Akta Pernyataan Keputusan Rapat (disebut juga PKR) yang merupakan hasil dari notulen Rapat Pembina Yayasan AM yang dibuat di bawah tangan kemudian dituangkan dalam akta notaris. Dalam pembuatan akta pernyataan keputusan rapat tersebut notaris tidak ikut hadir dalam rapat dan hanya membuat akta berdasarkan risalah rapat dibawah tangan, maka notaris hanya bertanggung jawab sebatas formalitas bentuk dari akta yang dibuat para pihak yang menghadap. Notaris harus menjalankan jabatannya sesuai dengan ketentuan hukum yang berlaku dan harus mengetahui ketentuan mengenai perbuatan hukum yang akan dimuat dalam akta tersebut. Namun dalam praktiknya masih ada notaris yang melanggar hal tersebut sehingga menyebabkan akta yang dibuatnya menjadi cacat hukum, seperti halnya kasus yang menimpa notaris dalam Putusan Pengadilan Negeri Denpasar Nomor 643/Pdt.P/2019/PN.Dps yang melakukan kesalahan dalam pembuatan akta, baik karena disengaja maupun karena kelalaiannya sehingga mengakibatkan salah satu pihak merasa dirugikan. Adapun permasalahan yang diangkat dalam penelitian ini, pertama adalah mengenai akibat hukum dari akta pernyataan keputusan rapat pembina yang melanggar ketentuan dalam anggaran dasar; dan yang kedua adalah mengenai tanggung jawab notaris dalam pembuatan pernyatan keputusan rapat pada rapat pembina yayasan yang dikategorikan cacat hukum tersebut. Untuk menjawab permasalahan tersebut menggunakanmetode penelitian berupa bentuk penelitian yuridis normative.
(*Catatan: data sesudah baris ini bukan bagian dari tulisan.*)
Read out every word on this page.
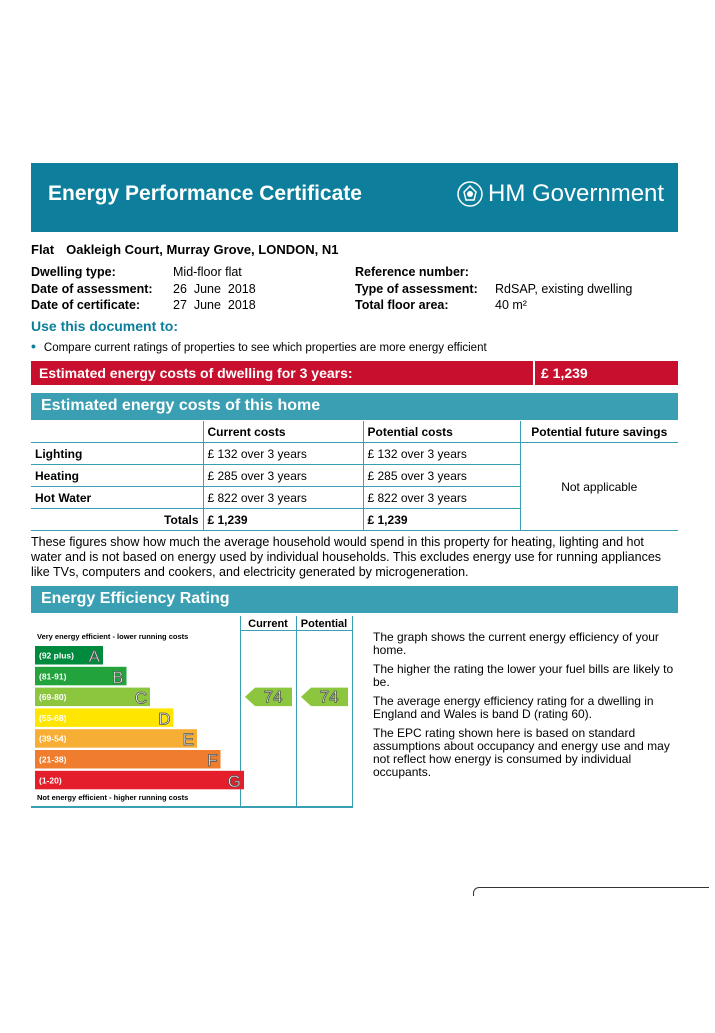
Energy Performance Certificate	HM Government
Flat Oakleigh Court, Murray Grove, LONDON, N1
Dwelling type:	Mid-floor flat
Date of assessment: 26  June  2018
Date of certificate:	27  June  2018
Reference number:
Type of assessment: RdSAP, existing dwelling
Total floor area:	40 m²
Use this document to:
• Compare current ratings of properties to see which properties are more energy efficient
Estimated energy costs of dwelling for 3 years:	£ 1,239
Estimated energy costs of this home
	Current costs	Potential costs	Potential future savings
Lighting	£ 132 over 3 years	£ 132 over 3 years	Not applicable
Heating	£ 285 over 3 years	£ 285 over 3 years	
Hot Water	£ 822 over 3 years	£ 822 over 3 years	
Totals	£ 1,239	£ 1,239	
These figures show how much the average household would spend in this property for heating, lighting and hot water and is not based on energy used by individual households. This excludes energy use for running appliances like TVs, computers and cookers, and electricity generated by microgeneration.
Energy Efficiency Rating
Current Potential
Very energy efficient - lower running costs
Not energy efficient - higher running costs
(92 plus) A
(81-91)	B
(69-80)	C
(55-68)	D
(39-54)	E
(21-38)	F
(1-20)	G
74 74

The graph shows the current energy efficiency of your home.

The higher the rating the lower your fuel bills are likely to be.

The average energy efficiency rating for a dwelling in England and Wales is band D (rating 60).

The EPC rating shown here is based on standard assumptions about occupancy and energy use and may not reflect how energy is consumed by individual occupants.
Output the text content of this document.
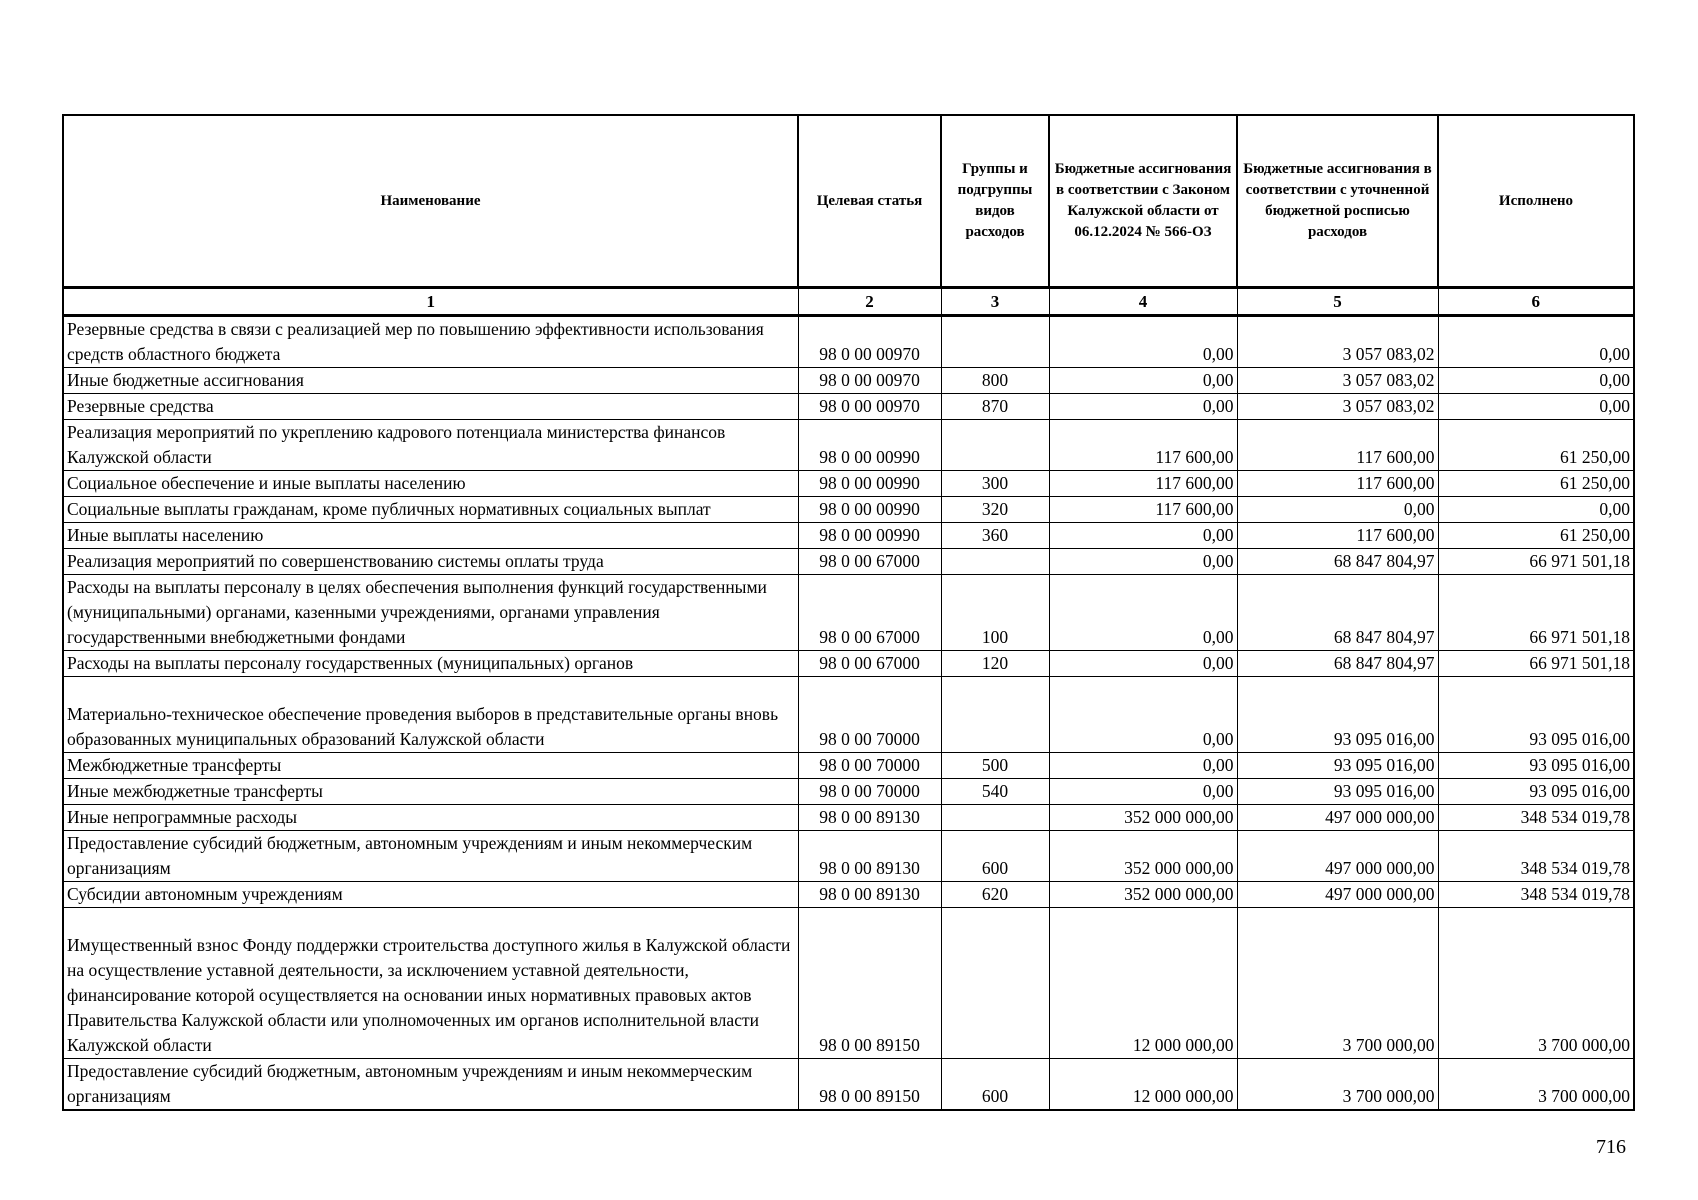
Наименование	Целевая статья	Группы и подгруппы видов расходов	Бюджетные ассигнования в соответствии с Законом Калужской области от 06.12.2024 № 566-ОЗ	Бюджетные ассигнования в соответствии с уточненной бюджетной росписью расходов	Исполнено
1	2	3	4	5	6
Резервные средства в связи с реализацией мер по повышению эффективности использования средств областного бюджета	98 0 00 00970		0,00	3 057 083,02	0,00
Иные бюджетные ассигнования	98 0 00 00970	800	0,00	3 057 083,02	0,00
Резервные средства	98 0 00 00970	870	0,00	3 057 083,02	0,00
Реализация мероприятий по укреплению кадрового потенциала министерства финансов Калужской области	98 0 00 00990		117 600,00	117 600,00	61 250,00
Социальное обеспечение и иные выплаты населению	98 0 00 00990	300	117 600,00	117 600,00	61 250,00
Социальные выплаты гражданам, кроме публичных нормативных социальных выплат	98 0 00 00990	320	117 600,00	0,00	0,00
Иные выплаты населению	98 0 00 00990	360	0,00	117 600,00	61 250,00
Реализация мероприятий по совершенствованию системы оплаты труда	98 0 00 67000		0,00	68 847 804,97	66 971 501,18
Расходы на выплаты персоналу в целях обеспечения выполнения функций государственными (муниципальными) органами, казенными учреждениями, органами управления государственными внебюджетными фондами	98 0 00 67000	100	0,00	68 847 804,97	66 971 501,18
Расходы на выплаты персоналу государственных (муниципальных) органов	98 0 00 67000	120	0,00	68 847 804,97	66 971 501,18
Материально-техническое обеспечение проведения выборов в представительные органы вновь образованных муниципальных образований Калужской области	98 0 00 70000		0,00	93 095 016,00	93 095 016,00
Межбюджетные трансферты	98 0 00 70000	500	0,00	93 095 016,00	93 095 016,00
Иные межбюджетные трансферты	98 0 00 70000	540	0,00	93 095 016,00	93 095 016,00
Иные непрограммные расходы	98 0 00 89130		352 000 000,00	497 000 000,00	348 534 019,78
Предоставление субсидий бюджетным, автономным учреждениям и иным некоммерческим организациям	98 0 00 89130	600	352 000 000,00	497 000 000,00	348 534 019,78
Субсидии автономным учреждениям	98 0 00 89130	620	352 000 000,00	497 000 000,00	348 534 019,78
Имущественный взнос Фонду поддержки строительства доступного жилья в Калужской области на осуществление уставной деятельности, за исключением уставной деятельности, финансирование которой осуществляется на основании иных нормативных правовых актов Правительства Калужской области или уполномоченных им органов исполнительной власти Калужской области	98 0 00 89150		12 000 000,00	3 700 000,00	3 700 000,00
Предоставление субсидий бюджетным, автономным учреждениям и иным некоммерческим организациям	98 0 00 89150	600	12 000 000,00	3 700 000,00	3 700 000,00
716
Penelitian ini bersifat eksplanatoris analitis. Dari hasil penelitian ini menunjukkan bahwa notaris dalam membuat akta pernyataan keputusan rapat tidak sesuai dengan ketentuan yang diatur dan tidak menerapkan prinsip kehati-hatian sehingga menyebabkan akta menjadi cacat hukum dan timbul kerugian terhadap pada para pihak.